In the meantime, Walker's been busy building his own alliances with the proto-Celts, building a nasty little empire over in what would have become England. He has introduced mass enslavement as a way of building a labor force, and encourages his overseers to use brutal methods honed in the old Roman Empire and the antebellum South. Meanwhile his wife, Dr. Hong, indulges in various abominations until even Walker's allies are disgusted. Only their fear of her as a witch keeps them from taking direct action against her.

But it's only a matter of time before stories of Walker get back to the Nantucketers via their allies in Ireland. And this time Marion Alston doesn't intend to repeat her previous mistakes.

This novel is part of one of the more interesting coincidences of science fiction, coming out almost at the same time as Eric Flint's 1632, which also featured a modern community sent back into time and having to interact with the people of that time in order to survive and as a result changing their cultures.

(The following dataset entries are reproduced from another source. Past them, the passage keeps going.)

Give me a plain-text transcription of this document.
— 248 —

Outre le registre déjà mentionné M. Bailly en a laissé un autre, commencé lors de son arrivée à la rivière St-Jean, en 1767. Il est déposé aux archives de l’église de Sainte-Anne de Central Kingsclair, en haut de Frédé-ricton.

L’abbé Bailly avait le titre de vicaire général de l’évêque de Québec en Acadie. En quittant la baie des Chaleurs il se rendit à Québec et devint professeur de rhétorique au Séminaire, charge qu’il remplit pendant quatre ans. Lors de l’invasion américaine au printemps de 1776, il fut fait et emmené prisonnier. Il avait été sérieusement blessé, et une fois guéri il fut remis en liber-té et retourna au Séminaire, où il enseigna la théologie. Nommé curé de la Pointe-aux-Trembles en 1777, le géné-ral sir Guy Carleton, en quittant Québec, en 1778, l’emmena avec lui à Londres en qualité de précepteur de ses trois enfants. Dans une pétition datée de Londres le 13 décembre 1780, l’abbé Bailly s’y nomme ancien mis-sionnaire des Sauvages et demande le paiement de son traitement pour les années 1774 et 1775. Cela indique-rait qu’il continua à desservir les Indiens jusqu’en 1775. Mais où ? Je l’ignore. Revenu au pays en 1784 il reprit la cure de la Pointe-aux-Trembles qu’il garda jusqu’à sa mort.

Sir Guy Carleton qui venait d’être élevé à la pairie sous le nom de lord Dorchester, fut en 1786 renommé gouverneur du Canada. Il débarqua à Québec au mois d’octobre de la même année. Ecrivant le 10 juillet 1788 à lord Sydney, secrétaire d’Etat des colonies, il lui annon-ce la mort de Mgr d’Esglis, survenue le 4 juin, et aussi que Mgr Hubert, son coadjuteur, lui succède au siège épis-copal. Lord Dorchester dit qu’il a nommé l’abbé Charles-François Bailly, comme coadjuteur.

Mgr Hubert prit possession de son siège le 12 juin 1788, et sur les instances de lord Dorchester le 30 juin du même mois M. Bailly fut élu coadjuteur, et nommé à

Neither author knew of the other's project until they were both published within months of each other.

As a result, it is interesting to compare and contrast the two novels, seeing how each set of leaders goes about dealing with their situation. For instance, Jared Cofflin is much more cautious about integrating downtimers into the culture of the time-displaced Americans than Mike Stearns, who basically says that anyone who moves into Grantville and stays becomes a full-fledged citizen. In fact, Cofflin's acculturation requirements come closer to John Chandler Simpson's rejected plan for stern requirements for citizenship. One may speculate on how much of the difference is the result of differences in the two authors' political beliefs and attitudes and how much is due to the simple fact that Flint sent Grantville to early-modern Europe, where many of the memes foundational to modern democracy are already in place, while Stirling sent Nantucket to a time of god-kings and illiterate peasants.